RFPの品質要求・性能要求について,(1),(2)に答えよ。
  • 表1において,画面レスポンス時間とサーバ内処理時間に分けて目標時間を設定した。本文中のパフォーマンス要求の項において,サーバ内処理時間に関しては目標時間を達成することを条件として課したが,画面レスポンス時間に関しては努力目標とした理由を,40字以内で述べよ。
  • キャパシティ要求の項において,取扱いデータ件数に関して追記すべき事項を,20字以内で述べよ。

解答入力欄

解答例・解答の要点

    • 画面レスポンス時間は,利用者環境やネットワーク環境に依存するから (32文字)
    • 5年後の取扱いデータ件数 (12文字)

解説

  • 問題文の〔RFP作成チームの発足とRFP記載内容〕の表1によると、画面レスポンス時間は「顧客がシステムに指示してから、顧客側の画面に結果が表示されるまでの時間」と定義されています。今回のシステムは問題文冒頭の図1にある通り、顧客が所有するPCやスマートフォンのWebブラウザから、インターネットを通じてP社のサーバにアクセスする構成になっています。インターネットは公衆回線ですから回線速度の保証がありません。
    このため、顧客が使用する端末の性能やネットワーク環境によって応答時間は大きく変化します。使用環境が悪ければ目標処理時間を超過する可能性があります。顧客やネットワーク環境の問題はシステム側でどうすることもできないため、画面レスポンス時間は努力目標となっています。

    ∴画面レスポンス時間は,利用者環境やネットワーク環境に依存するから

  • 問題文の冒頭で、優先度の高い目標として「5年後の法人顧客数を現時点の4倍,受注総件数を現時点の3倍と設定し,それに対応したシステムとする」と記載があります。しかし、(3)キャパシティ要求には現時点での取扱いデータ件数しか記載されていませんから、このままだと受注会社から5年後の取扱件数を考慮しないシステムの提案が上がってくることになります。

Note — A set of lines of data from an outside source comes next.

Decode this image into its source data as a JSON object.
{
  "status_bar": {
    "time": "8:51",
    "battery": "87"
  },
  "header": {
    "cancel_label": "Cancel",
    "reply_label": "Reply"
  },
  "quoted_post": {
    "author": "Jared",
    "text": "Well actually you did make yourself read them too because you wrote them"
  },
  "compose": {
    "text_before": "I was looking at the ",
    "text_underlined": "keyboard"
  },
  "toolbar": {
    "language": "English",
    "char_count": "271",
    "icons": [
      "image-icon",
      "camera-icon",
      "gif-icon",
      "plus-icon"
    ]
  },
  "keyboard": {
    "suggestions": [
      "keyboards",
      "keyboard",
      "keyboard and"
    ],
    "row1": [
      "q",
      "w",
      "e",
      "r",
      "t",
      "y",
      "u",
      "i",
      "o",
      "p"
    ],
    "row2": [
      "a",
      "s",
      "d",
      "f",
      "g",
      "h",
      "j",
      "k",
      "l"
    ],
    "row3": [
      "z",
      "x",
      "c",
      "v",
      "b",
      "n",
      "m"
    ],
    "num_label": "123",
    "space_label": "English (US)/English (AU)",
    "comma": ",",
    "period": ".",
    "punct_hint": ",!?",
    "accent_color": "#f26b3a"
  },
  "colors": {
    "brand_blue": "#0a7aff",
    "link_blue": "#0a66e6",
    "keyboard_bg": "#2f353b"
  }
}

したがって、RFPのキャパシティ要求に「5年後の取扱いデータ件数」や「5年後の法人顧客数及び受注総件数」を明記し、このデータ量を処理できるシステムを提案してもらう必要があります。

    ∴5年後の取扱いデータ件数

設問4

提案依頼先からの提案内容を評価する際に,本文中の下線①のなりすましに対する直接的な対策として適切な事項を,解答群の中から二つ選び,記号で答えよ。
解答群
  • USBメモリなど外部媒体への機密データのコピーの禁止
  • Webアプリケーションの脆弱性を悪用した不正アクセスの防止
  • ウイルス対策ソフトの導入
  • 機密データの暗号化
  • パスワード照合に規定回数失敗したユーザアカウントのロック

解答入力欄

解答例・解答の要点

解説

  • 機密データのコピーを防止する規定は情報漏えい対策にはなりますが、なりすまし対策にはなりません。
  • 正しい。Webアプリケーションに脆弱性があると、SQLインジェクションでパスワードを盗まれたり、セッションハイジャックでログイン中のセッションを奪取されたり、通信経路上で秘密情報を窃取されたりすることにより、不正ログインが成立してしまうことがあります。これらを防ぐため、Webアプリケーションの脆弱性をなくすことは重要です。
  • ウイルス対策ソフトの導入は、なりすまし対策にはなりません。システムにマルウェアが侵入した場合に、システム上のデータが破壊されたり改ざんされたりするのを防ぐことができるので、完全性を高める対策と言えます。
  • 機密データの暗号化は情報漏えい対策にはなりますが、なりすまし対策にはなりません。
  • 正しい。ログインに一定回数失敗した場合にアカウントへのアクセスを禁止する措置を「ロックアウト」と言います。この仕組みを設けていないとブルートフォール攻撃(総当たり攻撃)により不正ログインが成立してしまうことがあります。よって、ロックアウト機構を設けることは、なりすまし対策として有効です。